La 5e édition de la Rentrée numérique, qui s’ouvre aujourd’hui, mardi 8 septembre, à Dakar, pour deux jours, place l’Afrique au cœur des grandes transformations technologiques et géostratégiques. Décideurs, experts, chercheurs, entrepreneurs et jeunes talents sont appelés à réfléchir sur les moyens de faire du numérique un véritable levier de développement, de souveraineté et de stabilité.
Le numérique n’est plus une simple question de modernisation des services ; il s’impose désormais comme un enjeu de puissance capable de transformer les économies, les sociétés et les rapports entre les États. Données, Intelligence artificielle (Ia), cybersécurité et technologies numériques occupent ainsi une place croissante dans les rivalités géostratégiques mondiales.
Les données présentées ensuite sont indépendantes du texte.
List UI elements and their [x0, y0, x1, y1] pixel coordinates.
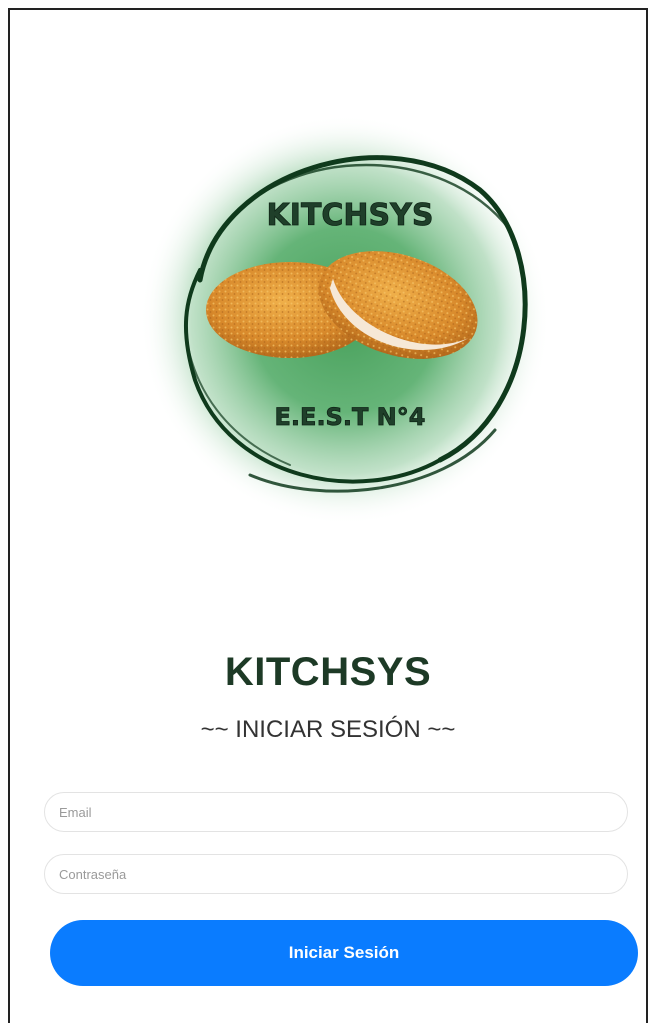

C’est dans cette nouvelle configuration que se tient, aujourd’hui, à Dakar, la Rentrée numérique (8-9 septembre 2026). Cette 5e édition est placée sur le thème : « Le numérique au cœur des dynamiques géostratégiques : le défi africain ».
Pour les organisateurs, l’enjeu est de permettre au continent de transformer les bouleversements technologiques actuels en opportunités tout en réduisant les risques de dépendance et de vulnérabilité. L’Afrique connaît, en effet, une progression rapide des usages et des technologies numériques, avec des perspectives importantes en matière d’innovation, d’inclusion et de croissance. Cette évolution pose cependant des questions stratégiques. Comment limiter les dépendances technologiques ? Comment protéger les données africaines ? Comment renforcer la cybersécurité face aux nouvelles menaces ? Comment faire du numérique un instrument de puissance et non un facteur supplémentaire de dépendance ?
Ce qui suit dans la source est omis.